Europe : les "euro-sceptiques" de plus en plus nombreux
Les extraits de la quinzième vague du baromètre de Tendance des Opinions Publiques Européennes Ipsos / AFP montre que les Européens sont de plus en plus méfiants vis-à-vis de la monnaie unique. L'enquête montre par ailleurs que le climat économique et social se tend en Grande-Bretagne.
La faiblesse de l'euro sur le marché des changes nuit incontestablement à son image. Celle-ci se dégrade encore, particulièrement en Allemagne et en Grande-Bretagne. Pour la première fois depuis la première vague du baromètre, le solde d'image sur l'ensemble des cinq pays testés n'est plus strictement positif. Aujourd'hui, pour les deux-tiers des Allemands et 55% des Britanniques, l'euro "évoque quelque chose de négatif". Le soutien à la monnaie unique est toujours majoritaire en Europe du Sud, quoiqu'une fois encore en diminution : pour 56% des Espagnols (-9), et 57% des Italiens (-2), l'euro évoque encore "quelque chose de positif". En France, le soutien à la monnaie unique perd également de sa vigueur (évocation positive pour 53% des Français, -1, négative pour 43%, +3). Alors que la fin du franc est de plus en plus proche - le gouvernement vient d'annoncer que les francs ne seront plus utilisables dans le commerce dès le 7 février 2002 - cette tendance n'est guère encourageante.
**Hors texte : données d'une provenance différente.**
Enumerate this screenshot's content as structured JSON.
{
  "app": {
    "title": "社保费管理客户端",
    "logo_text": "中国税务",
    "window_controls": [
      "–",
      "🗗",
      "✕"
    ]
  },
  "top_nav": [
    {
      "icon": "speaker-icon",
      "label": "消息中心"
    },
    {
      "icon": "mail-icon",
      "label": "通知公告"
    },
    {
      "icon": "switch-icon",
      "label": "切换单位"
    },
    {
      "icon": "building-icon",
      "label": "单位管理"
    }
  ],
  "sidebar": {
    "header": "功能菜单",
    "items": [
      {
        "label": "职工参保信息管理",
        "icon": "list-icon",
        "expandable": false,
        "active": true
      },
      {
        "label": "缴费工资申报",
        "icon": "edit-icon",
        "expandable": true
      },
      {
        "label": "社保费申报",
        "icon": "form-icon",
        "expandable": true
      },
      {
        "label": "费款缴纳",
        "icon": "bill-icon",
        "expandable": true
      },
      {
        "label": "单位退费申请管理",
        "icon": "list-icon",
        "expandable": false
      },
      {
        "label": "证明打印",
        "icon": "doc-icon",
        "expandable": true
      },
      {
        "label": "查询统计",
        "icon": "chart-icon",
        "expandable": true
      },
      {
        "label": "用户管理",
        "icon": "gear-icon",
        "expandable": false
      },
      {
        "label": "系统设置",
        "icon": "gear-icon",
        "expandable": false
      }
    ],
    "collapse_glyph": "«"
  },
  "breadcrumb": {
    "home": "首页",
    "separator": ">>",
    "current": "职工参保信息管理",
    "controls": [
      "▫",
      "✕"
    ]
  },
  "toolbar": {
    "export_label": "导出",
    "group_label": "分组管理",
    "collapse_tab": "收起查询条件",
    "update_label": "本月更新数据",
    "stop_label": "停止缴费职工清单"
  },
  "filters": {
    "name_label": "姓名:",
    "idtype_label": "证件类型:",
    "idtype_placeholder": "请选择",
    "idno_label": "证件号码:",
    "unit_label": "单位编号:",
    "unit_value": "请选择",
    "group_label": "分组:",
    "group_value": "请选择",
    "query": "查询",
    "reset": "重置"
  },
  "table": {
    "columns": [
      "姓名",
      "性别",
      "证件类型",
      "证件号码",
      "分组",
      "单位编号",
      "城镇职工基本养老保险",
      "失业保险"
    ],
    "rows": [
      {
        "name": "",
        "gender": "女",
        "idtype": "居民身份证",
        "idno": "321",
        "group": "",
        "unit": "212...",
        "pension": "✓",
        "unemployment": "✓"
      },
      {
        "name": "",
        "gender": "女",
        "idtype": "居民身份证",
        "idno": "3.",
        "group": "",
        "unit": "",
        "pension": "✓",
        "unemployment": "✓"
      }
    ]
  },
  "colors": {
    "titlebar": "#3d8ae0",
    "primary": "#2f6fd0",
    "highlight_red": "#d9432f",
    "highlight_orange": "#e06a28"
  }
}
L'inquiétude quant à la situation économique et sociale du pays se renforce, pour devenir largement majoritaire dans toute l'Europe (61%, +7 points). Les deux-tiers des Italiens et des Allemands, 55% des Britanniques, pourtant traditionnellement plus optimistes, 57% des Espagnols font aujourd'hui part de leur inquiétude. Cela étant, comme les enquêtes ont été réalisées pendant le conflit sur les prix des carburants, qui a touché à la mi-septembre toute l'Europe, on peut penser que cette inquiétude est, au moins pour partie, conjoncturelle.
En Espagne, la confiance dans "la situation économique et sociale du pays" perd 13 points (de 48% en mai dernier à 31% aujourd'hui). Le pessimisme est également particulièrement à l'ordre du jour en Grande-Bretagne, puisque aujourd'hui, plus d'un Britannique sur deux se déclarent inquiet de "la situation économique et sociale" (55%, soit 7 points de plus qu'en mai dernier). Comme parallèlement, la part des personnes "confiantes" diminue de 10 points (39% aujourd'hui, contre 49% lors de la dernière vague), la dégradation du climat, de 17 points en terme de solde, est spectaculaire. La stratégie de fermeté de Tony Blair dans le conflit sur les carburants n'a certainement pas fait l'unanimité dans l'opinion : le soutien au gouvernement, "pour faire face aux principaux problèmes du pays", chute aussi de 14 points, passant de 39 à 25%. Aujourd'hui, près des trois-quarts des Britanniques (72%) n'ont plus confiance dans leur gouvernement. Par ailleurs, une majorité assez large se dégage pour souhaiter la victoire de l'opposition dans l'hypothèse où des "élections législatives étaient organisées la semaine prochaine" (41% souhaiteraient la victoire des conservateurs, contre 34% qui préféreraient la victoire du New Labour").
Les Italiens sont également d'une humeur plutôt maussade. Plus des deux-tiers des interviewés (68%) sont aujourd'hui inquiets de la "situation économique et sociale de leur pays". Comme en mai dernier, c'est en Italie que l'exécutif est le plus sévèrement remis en cause. Moins d'un Italien sur trois fait aujourd'hui confiance au gouvernement d'Amato pour faire face aux "principaux problèmes du pays" (28%, +1 point) ; un tiers des personnes interrogées en Italie souhaiterait la victoire du principal parti d'alternance en cas de législatives, contre 26% qui préféreraient que le pouvoir en place se maintienne, et 23% "ni l'un ni l'autre".
Le climat est en revanche un peu moins tendu en Allemagne. Si la confiance dans la situation économique et sociale perd 6 points (de 38 à 31%), les Allemands soutiennent toujours le gouvernement de Gerhard Schröder, et rendent plutôt l'euro responsable de tous les maux. Les Allemands sont aujourd'hui, et de loin, les plus "euro-septiques" de tous les Européens.La France enfin fait exception à cette vague de morosité. On n'enregistre en effet qu'une très légère dégradation du niveau de confiance quant à la situation économique et sociale (43% de "confiants", inchangé par rapport à mai dernier, contre 56% "d'inquiets", +1 point), qui contraste avec les chutes enregistrées dans les autres pays d'Europe. Le gouvernement de Lionel Jospin bénéficie toujours de la confiance de la majorité des Français (51%).